Cassie snapped the last set of drapes apart and then stood back to survey the results.
“Much better,” she announced. “In yoga one must reach for the sun, not the darkness.”
“It’s foggy outside, Cassie,” Deke said. “You can
’t see the sun.”
“Doesn’t matter. Natural light is the key. Fog is natural.”
“Whatever you say.” Deke shrugged. “You’re the expert.”
Thomas touched Leonora’s arm, silently urging her toward the door.
“We were just about to leave,” he said. He helped Leonora into her coat. “Right, Leonora?”
“Yes.” Leonora hastily seized her satchel. “We’ll let you two get on with your yoga lesson.”
Wrench was already at the door. Thomas attached his leash. The three of them went outside into the fog-shrouded morning.
Thomas pulled the collar of his jacket up around his ears. He said nothing as they walked down the road toward the footpath.
It was cold. Leonora slipped on her gloves and tugged the hood of her coat up over her head.
“Think he’s sleeping with Cassie?” Thomas asked abruptly.
The question startled her out of thoughts of old murder and old mirrors.
“Are you talking about your brother?” she asked.
“Yeah. Deke. Think he and Cassie are having an affair?”
She felt herself turn red. “Why on earth are you asking me? He’s your brother, not mine. You know him better than I do.”
“I’m worried. Deke has changed a lot in the past year. He’s been a different man since Bethany died. Depressed. Morbid.
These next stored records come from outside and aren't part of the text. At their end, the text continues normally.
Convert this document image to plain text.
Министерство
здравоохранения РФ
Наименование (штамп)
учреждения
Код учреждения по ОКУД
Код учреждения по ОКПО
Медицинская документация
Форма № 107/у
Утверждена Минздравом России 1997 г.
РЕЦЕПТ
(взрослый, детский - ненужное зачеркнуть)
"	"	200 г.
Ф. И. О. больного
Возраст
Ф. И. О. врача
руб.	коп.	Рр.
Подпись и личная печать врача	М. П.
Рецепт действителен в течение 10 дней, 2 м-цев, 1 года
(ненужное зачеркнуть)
Spending too much time on the Net.”
“You think maybe an affair with his yoga instructor would help cheer him up, is that it?”
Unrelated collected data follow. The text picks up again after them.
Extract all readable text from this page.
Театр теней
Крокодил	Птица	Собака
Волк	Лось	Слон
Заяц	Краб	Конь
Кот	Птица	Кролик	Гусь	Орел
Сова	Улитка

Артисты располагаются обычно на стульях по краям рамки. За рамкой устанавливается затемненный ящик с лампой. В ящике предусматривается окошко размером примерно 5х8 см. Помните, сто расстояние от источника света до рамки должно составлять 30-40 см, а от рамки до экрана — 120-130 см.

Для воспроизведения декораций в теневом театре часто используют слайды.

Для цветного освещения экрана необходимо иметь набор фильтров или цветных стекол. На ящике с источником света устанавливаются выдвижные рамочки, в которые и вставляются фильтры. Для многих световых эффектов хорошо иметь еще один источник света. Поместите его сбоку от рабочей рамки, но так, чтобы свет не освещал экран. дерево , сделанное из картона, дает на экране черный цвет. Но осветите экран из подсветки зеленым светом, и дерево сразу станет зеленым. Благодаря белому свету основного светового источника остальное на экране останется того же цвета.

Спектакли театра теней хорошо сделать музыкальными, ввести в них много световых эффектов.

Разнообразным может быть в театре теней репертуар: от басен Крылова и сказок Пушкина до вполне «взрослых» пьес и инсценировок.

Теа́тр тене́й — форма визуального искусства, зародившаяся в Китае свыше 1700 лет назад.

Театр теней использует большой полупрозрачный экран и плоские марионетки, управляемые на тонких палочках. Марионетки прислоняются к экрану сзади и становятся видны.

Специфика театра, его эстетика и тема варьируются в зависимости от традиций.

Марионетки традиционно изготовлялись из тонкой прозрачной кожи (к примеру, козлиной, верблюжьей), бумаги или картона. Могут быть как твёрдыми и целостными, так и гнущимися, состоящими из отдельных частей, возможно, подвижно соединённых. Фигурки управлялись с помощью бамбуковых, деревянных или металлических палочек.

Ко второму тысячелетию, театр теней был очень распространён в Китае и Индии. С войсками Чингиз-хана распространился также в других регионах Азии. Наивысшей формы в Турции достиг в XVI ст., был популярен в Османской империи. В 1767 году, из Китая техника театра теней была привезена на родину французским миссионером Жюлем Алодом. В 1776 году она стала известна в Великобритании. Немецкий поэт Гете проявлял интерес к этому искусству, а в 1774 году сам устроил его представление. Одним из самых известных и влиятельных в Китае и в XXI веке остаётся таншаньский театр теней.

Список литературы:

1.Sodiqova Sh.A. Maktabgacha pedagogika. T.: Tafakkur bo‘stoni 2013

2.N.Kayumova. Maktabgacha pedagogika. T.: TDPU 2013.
“Couldn’t hurt.” He warmed to his theme. “You saw Cassie. I think she’d be a good antidote for his obsession with Bethany’s death and all those damned conspiracy theories he’s been weaving for the past few months.”
Leonora halted on the path and rounded on him. “Why do men always think that getting laid will fix everything?”
Thomas stopped. “I didn’t say that getting laid would fix everything,” he muttered. “I just thought it might, you know, lift his spirits. Take him out of himself for a while. He seems to like Cassie. At least, that’s what it looks like to me. Those yoga lessons are the one thing he actually looks forward to every week. I was amazed when he signed up for a whole year’s worth in advance.”